I also engage and build on the impressive body of scholarship on the cultural and market politics of Islam in Indonesia.11 Aa Gym rose to fame within the particular religious, economic, and political context of post-authoritarian Indonesia. Whereas public and political expressions of Islamic piety were intensely regulated during much of Suharto’s rule (1965–1998), the transition to democratic governance accelerated the proliferation and privatization of media that made possible new media forms and religious figures. On the other hand, the liminal years of democratic transition also brought revelations of mass state violence and related anxieties about authenticity and political uncertainty. The flip side of these anxieties was hope for new beginnings, less corruption, and a gentler state apparatus. Islamic psychology emerged from this blend of anxiety and hope during uncertain times. Alongside the structural reforms mandated by an International Monetary Fund (IMF) bailout in 1998 was resurgence in public dialogue about Islamic entrepreneurship and business ethics. As both entrepreneur and citizen-believer, Aa Gym offered a model of religious and civic authenticity during a post-authoritarian climate of uncertainty and hope. In this respect, Aa Gym represents a new sort of public figure in the religious and political landscape of contemporary Indonesia. Yet at the same time he is only the latest in a centuries-long story of popular preachers who parallel more formal, elite establishments of religious learning (Berkey 2001).
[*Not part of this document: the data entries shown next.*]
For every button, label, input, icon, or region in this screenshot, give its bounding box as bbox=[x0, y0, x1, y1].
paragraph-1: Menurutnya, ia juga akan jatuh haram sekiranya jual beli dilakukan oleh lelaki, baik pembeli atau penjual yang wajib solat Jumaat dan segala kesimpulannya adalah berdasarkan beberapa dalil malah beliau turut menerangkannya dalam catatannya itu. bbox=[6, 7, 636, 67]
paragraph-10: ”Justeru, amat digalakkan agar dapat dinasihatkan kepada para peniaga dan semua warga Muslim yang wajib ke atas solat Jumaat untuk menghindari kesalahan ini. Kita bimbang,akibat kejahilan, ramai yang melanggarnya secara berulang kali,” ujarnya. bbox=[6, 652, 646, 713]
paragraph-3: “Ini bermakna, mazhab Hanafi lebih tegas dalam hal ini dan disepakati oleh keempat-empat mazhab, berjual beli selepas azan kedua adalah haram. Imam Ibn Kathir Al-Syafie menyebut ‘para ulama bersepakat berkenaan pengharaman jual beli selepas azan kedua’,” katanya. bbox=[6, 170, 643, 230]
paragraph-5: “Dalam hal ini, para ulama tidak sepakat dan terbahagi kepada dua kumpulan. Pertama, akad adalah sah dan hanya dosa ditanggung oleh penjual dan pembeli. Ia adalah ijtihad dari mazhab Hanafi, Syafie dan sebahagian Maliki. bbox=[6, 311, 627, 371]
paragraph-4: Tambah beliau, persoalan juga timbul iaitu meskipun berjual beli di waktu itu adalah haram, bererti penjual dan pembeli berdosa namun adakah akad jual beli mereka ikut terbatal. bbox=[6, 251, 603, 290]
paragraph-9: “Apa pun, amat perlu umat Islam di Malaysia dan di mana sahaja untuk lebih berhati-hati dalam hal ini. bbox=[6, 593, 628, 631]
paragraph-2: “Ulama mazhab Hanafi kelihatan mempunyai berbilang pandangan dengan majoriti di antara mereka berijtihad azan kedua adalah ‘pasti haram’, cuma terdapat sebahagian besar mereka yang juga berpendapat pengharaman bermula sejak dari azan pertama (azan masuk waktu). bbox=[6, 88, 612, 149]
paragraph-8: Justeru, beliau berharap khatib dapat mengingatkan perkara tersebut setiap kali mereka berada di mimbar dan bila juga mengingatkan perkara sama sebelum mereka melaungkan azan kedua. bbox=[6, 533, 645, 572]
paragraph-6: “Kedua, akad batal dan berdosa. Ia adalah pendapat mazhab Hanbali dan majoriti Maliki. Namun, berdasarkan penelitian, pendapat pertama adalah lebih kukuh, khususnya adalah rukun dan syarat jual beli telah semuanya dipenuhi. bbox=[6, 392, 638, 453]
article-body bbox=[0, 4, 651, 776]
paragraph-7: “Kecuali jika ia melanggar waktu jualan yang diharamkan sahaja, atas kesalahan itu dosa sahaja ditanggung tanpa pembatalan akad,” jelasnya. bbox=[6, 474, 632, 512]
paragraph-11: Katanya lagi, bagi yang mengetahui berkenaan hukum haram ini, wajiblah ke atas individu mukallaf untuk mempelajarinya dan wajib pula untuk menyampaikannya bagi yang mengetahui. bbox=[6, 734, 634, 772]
At issue is how we conceive of historical precedents, where we look for transnational linkages, and how we understand global Muslim networks.
1. This is the literal translation of Daarut Tauhiid’s designated term wisata rohani. Corporate trainees were managed by two different corporate entities within Daarut Tauhiid.
2. I translate this from the Indonesian language used during MQ Training. However, all referenced passages of the Qur’an are from Ali (1983).
3. See Kugle (2007) and Gianotti (2001) for a detailed account of the moral psychology of the heart in Sufism.
4. Hirschkind (2006) describes the necessary cultivation of affective and moral dispositions of the heart.
5. Geroulanos 2014; Kloos 2014; Lakoff 2005; Luhrmann 2001; Martin 2007; Rose 1996.
6. Hefner 2005; Hirschkind 2006; Jones 2010a; Mahmood 2005; Masquelier 2009; Peletz 2002, 2013; Schielke 2009; Schulz 2006; Soares and Osella 2009.
7. Hansen 1999; Hefner 2000; Navaro-Yashin 2002; Özyürek 2006; Pandey 2006; Peletz 2013.
8. Cushman 1995; Danziger 1990; Stearns 1994.
9. W. Anderson 2008; Good et al. 2008; Mahone and Vaughan 2007; Pols 2007.
10. Nandy was indebted, of course, to postcolonial theorists such as Frantz Fanon, Albert Memmi, and others. I also draw from more recent work by medical anthropologists working on psychology and postcolonial subjectivities, e.g., Good et al. (2008).
11. Aspinall 2013; Brenner 1998; Fealy 2008; George 1998; Hefner 2005; Heryanto 2014; Howell 2008; Jones 2010a, 2010c; Menchik 2014; Rinaldo 2013; Rudnyckyj 2010; Sasono 2010; Smith-Hefner 2007; Weintraub 2011; Widodo 2008.